How to continue a MID Server upgrade after it has crashed in the middle of the ServiceNow Platform Distribution Upgrade service leaving the MID Server down and service not running


Description

There are several known problems that cause a MID Server upgrade to stop while in the middle of running the Upgrade service process. These are often due to timeouts or exceptions, often to do with files of the main MID Server service still being locked at the time the Upgrade is trying to delete/overwrite those files.

Prior to the Orlando release this service was an actual Windows Service named "ServiceNow Platform Distribution Upgrade (<MID Server Name>)", but to support non-administrator MID Server service users, this process was changed to run the same code but as a normal process.

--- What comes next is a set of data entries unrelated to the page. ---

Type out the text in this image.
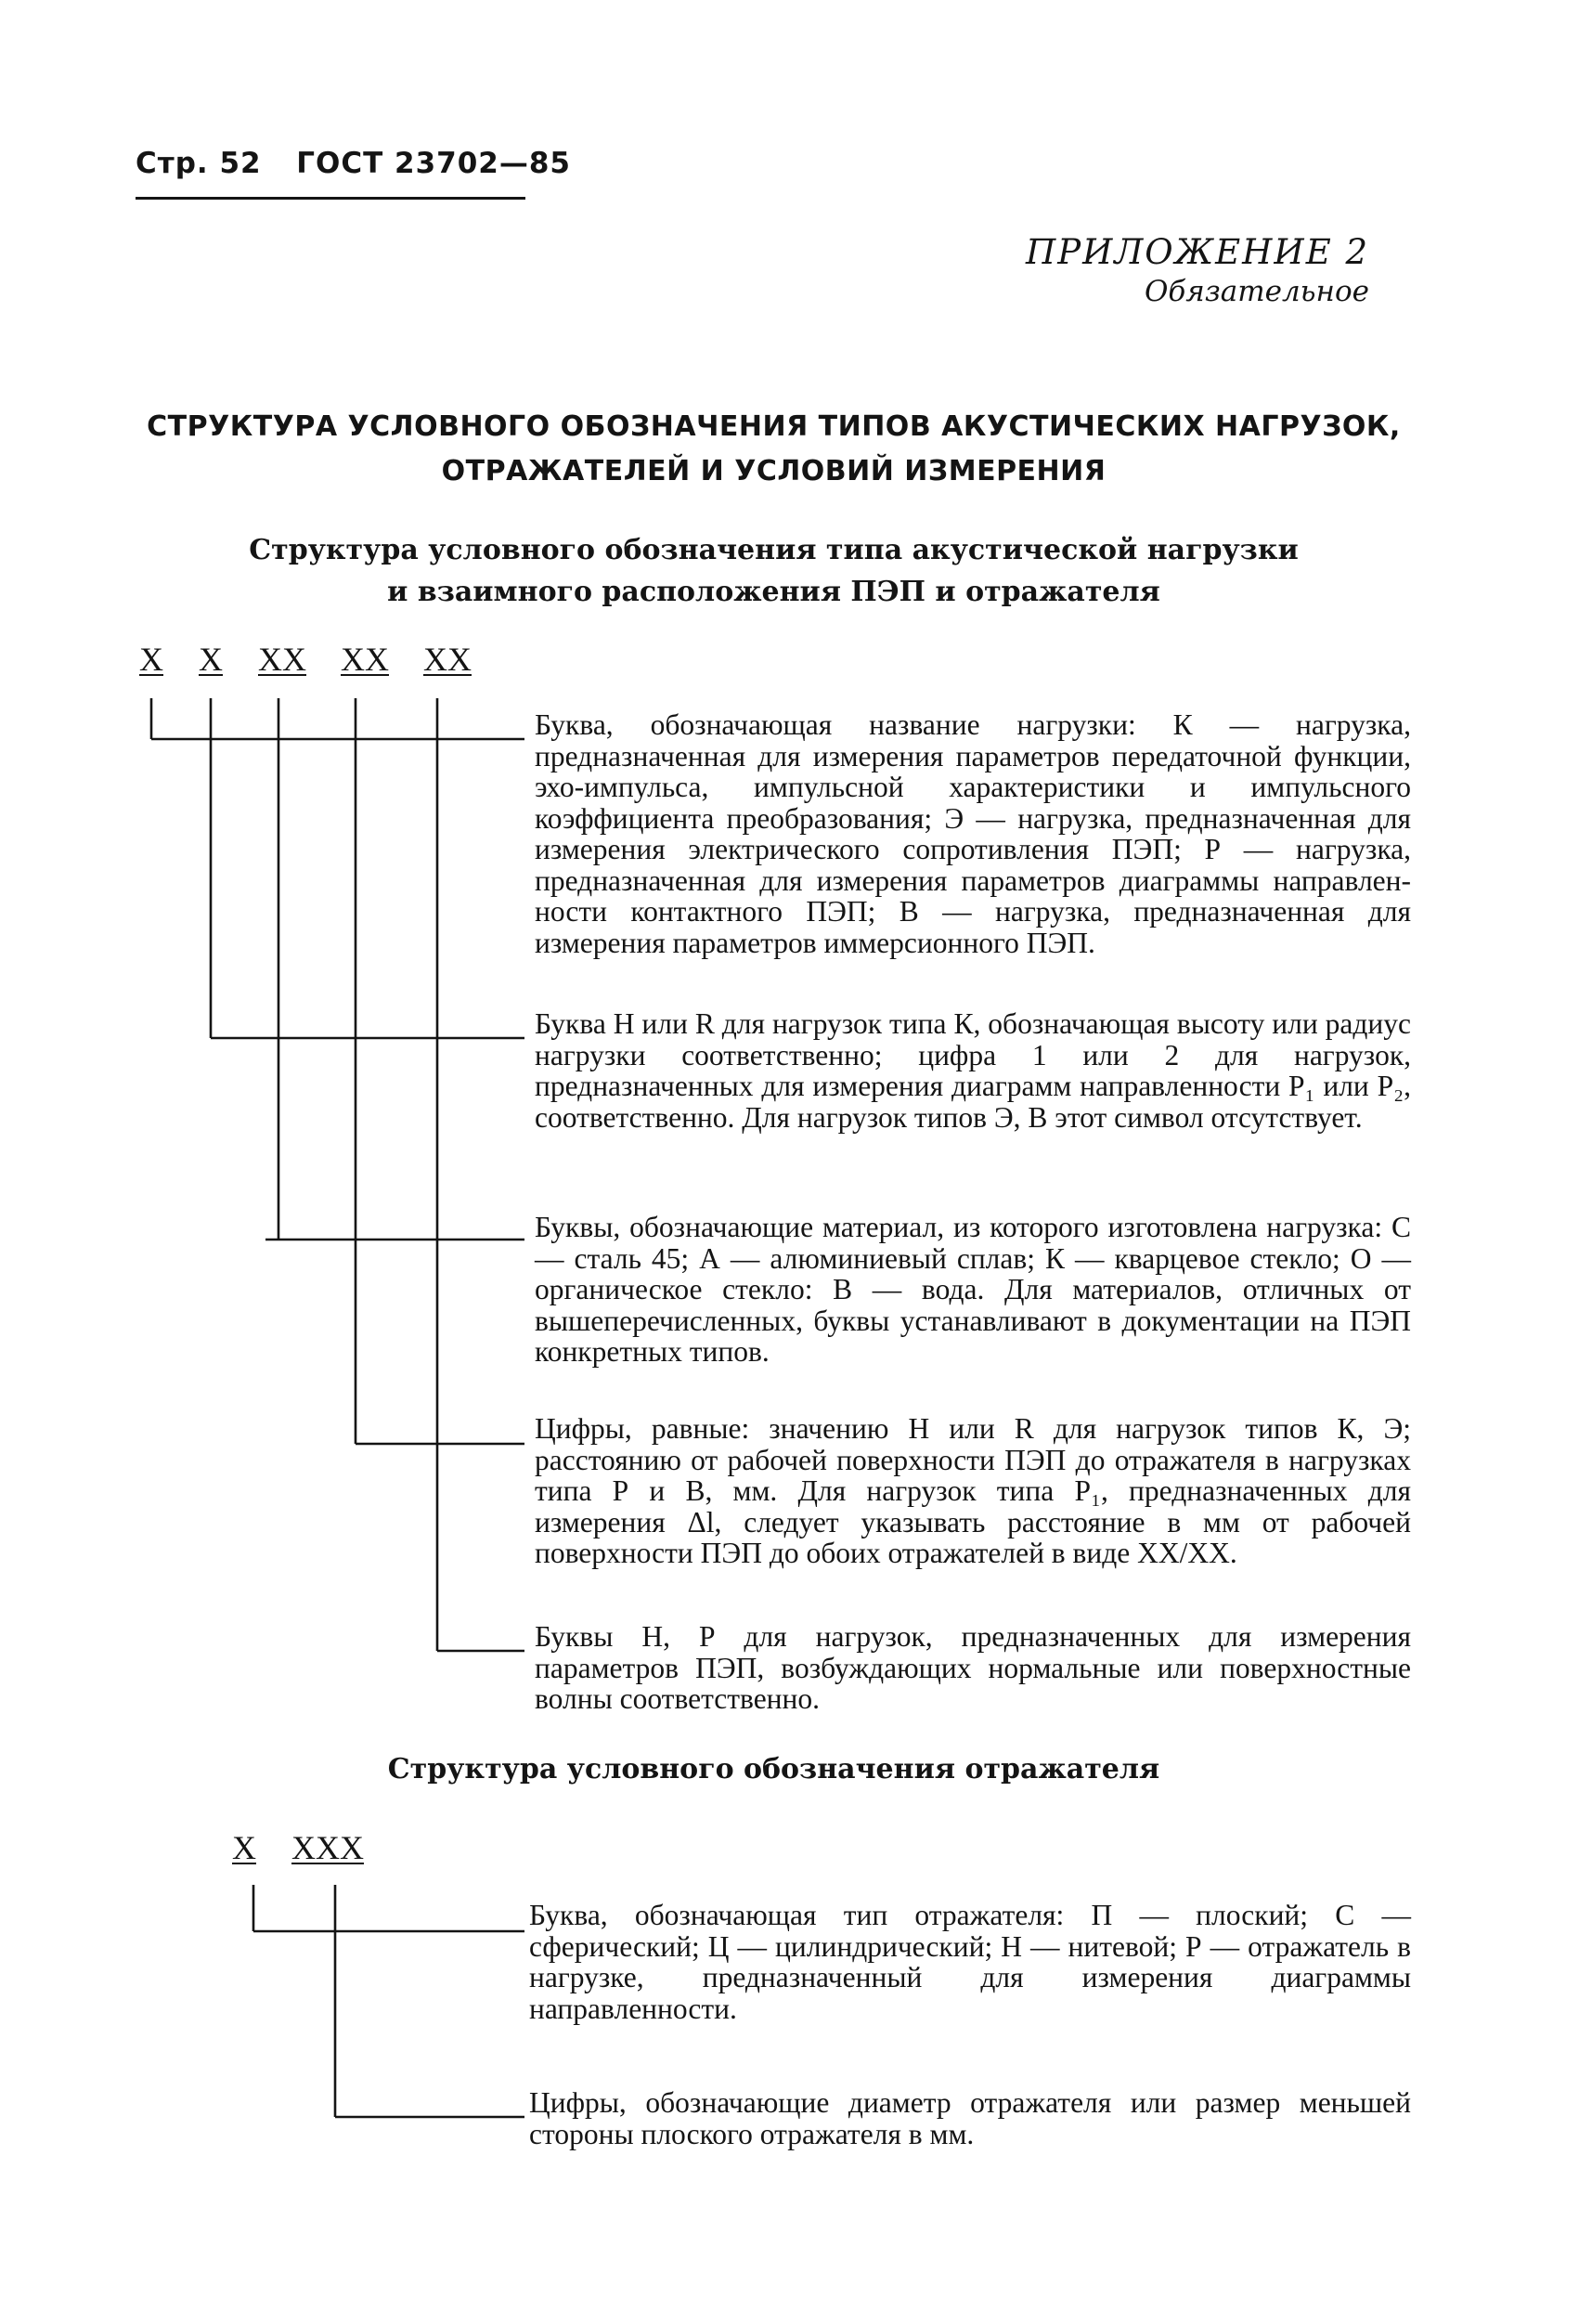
Стр. 52 ГОСТ 23702—85
ПРИЛОЖЕНИЕ 2
Обязательное
СТРУКТУРА УСЛОВНОГО ОБОЗНАЧЕНИЯ ТИПОВ АКУСТИЧЕСКИХ НАГРУЗОК,
ОТРАЖАТЕЛЕЙ И УСЛОВИЙ ИЗМЕРЕНИЯ
Структура условного обозначения типа акустической нагрузки
и взаимного расположения ПЭП и отражателя
X X XX XX XX
Буква, обозначающая название нагрузки: К — нагрузка, предназначенная для измерения параметров передаточной функции, эхо-импульса, импульсной характеристики и импульсного коэффициента преобразования; Э — нагрузка, предназначенная для измерения электрического сопротивления ПЭП; Р — нагрузка, предназначенная для измерения параметров диаграммы направленности контактного ПЭП; В — нагрузка, предназначенная для измерения параметров иммерсионного ПЭП.
Буква H или R для нагрузок типа К, обозначающая высоту или радиус нагрузки соответственно; цифра 1 или 2 для нагрузок, предназначенных для измерения диаграмм направленности P₁ или P₂, соответственно. Для нагрузок типов Э, В этот символ отсутствует.
Буквы, обозначающие материал, из которого изготовлена нагрузка: С — сталь 45; А — алюминиевый сплав; К — кварцевое стекло; О — органическое стекло: В — вода. Для материалов, отличных от вышеперечисленных, буквы устанавливают в документации на ПЭП конкретных типов.
Цифры, равные: значению H или R для нагрузок типов К, Э; расстоянию от рабочей поверхности ПЭП до отражателя в нагрузках типа Р и В, мм. Для нагрузок типа P₁, предназначенных для измерения Δl, следует указывать расстояние в мм от рабочей поверхности ПЭП до обоих отражателей в виде XX/XX.
Буквы H, Р для нагрузок, предназначенных для измерения параметров ПЭП, возбуждающих нормальные или поверхностные волны соответственно.
Структура условного обозначения отражателя
X XXX
Буква, обозначающая тип отражателя: П — плоский; С — сферический; Ц — цилиндрический; H — нитевой; Р — отражатель в нагрузке, предназначенный для измерения диаграммы направленности.
Цифры, обозначающие диаметр отражателя или размер меньшей стороны плоского отражателя в мм.
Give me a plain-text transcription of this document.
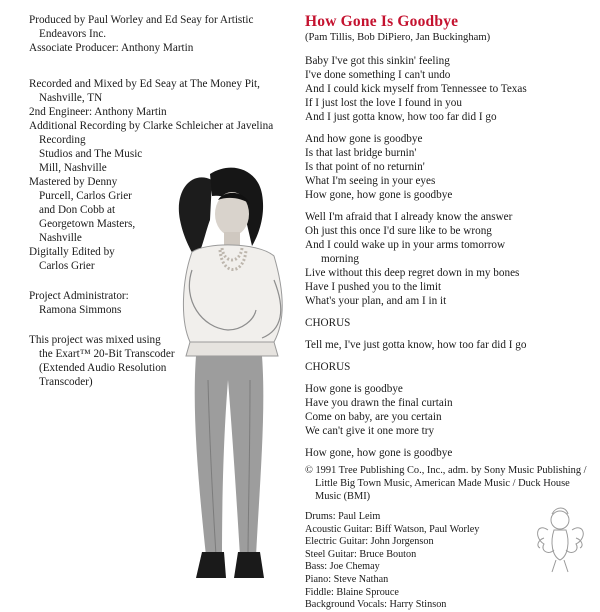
Produced by Paul Worley and Ed Seay for Artistic Endeavors Inc.
Associate Producer: Anthony Martin
Recorded and Mixed by Ed Seay at The Money Pit, Nashville, TN
2nd Engineer: Anthony Martin
Additional Recording by Clarke Schleicher at Javelina Recording
Studios and The Music
Mill, Nashville
Mastered by Denny
Purcell, Carlos Grier
and Don Cobb at
Georgetown Masters,
Nashville
Digitally Edited by
Carlos Grier
Project Administrator:
Ramona Simmons
This project was mixed using
the Exart™ 20-Bit Transcoder
(Extended Audio Resolution
Transcoder)
How Gone Is Goodbye
(Pam Tillis, Bob DiPiero, Jan Buckingham)
Baby I've got this sinkin' feeling
I've done something I can't undo
And I could kick myself from Tennessee to Texas
If I just lost the love I found in you
And I just gotta know, how too far did I go
And how gone is goodbye
Is that last bridge burnin'
Is that point of no returnin'
What I'm seeing in your eyes
How gone, how gone is goodbye
Well I'm afraid that I already know the answer
Oh just this once I'd sure like to be wrong
And I could wake up in your arms tomorrow
morning
Live without this deep regret down in my bones
Have I pushed you to the limit
What's your plan, and am I in it
CHORUS
Tell me, I've just gotta know, how too far did I go
CHORUS
How gone is goodbye
Have you drawn the final curtain
Come on baby, are you certain
We can't give it one more try
How gone, how gone is goodbye
© 1991 Tree Publishing Co., Inc., adm. by Sony Music Publishing / Little Big Town Music, American Made Music / Duck House Music (BMI)
Drums: Paul Leim
Acoustic Guitar: Biff Watson, Paul Worley
Electric Guitar: John Jorgenson
Steel Guitar: Bruce Bouton
Bass: Joe Chemay
Piano: Steve Nathan
Fiddle: Blaine Sprouce
Background Vocals: Harry Stinson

This method allows the upgrade service to have another go at replacing the files and restarting the main service. The reason works is that the Anti-Virus software has already scanned the files and now knows to trust them, so doesn't interfere on the second go. This should be tried first, before doing anything destructive like a manual upgrade (see KB0713557), or a re-install.

Do not start the mid server service in this situation.  You may have a half-deleted/replaced install that is currently not viable, and if it is able to start then the automatic cleaning up of the temp folder happens, which you need for this process to work.

Symptoms where this can be useful:

You must check and save the glide-dist-upgrade.log file in the temp folder, which is likely to confirm why the upgrade service did deliberately stop without starting the mid server, because it knew at the point of the failure that it would be unsafe to start the service.:
<%TEMP%>\<a long number>\upgrade-wrapper\logs\glide-dist-upgrade.log

Cause

Known causes where this might be useful are listed in:
KB0696937 MID Server upgrade process - What actually happens when a MID Server upgrades itself?

Resolution

  1. Optional: Ideally, copy logs that may help explain the cause - see below.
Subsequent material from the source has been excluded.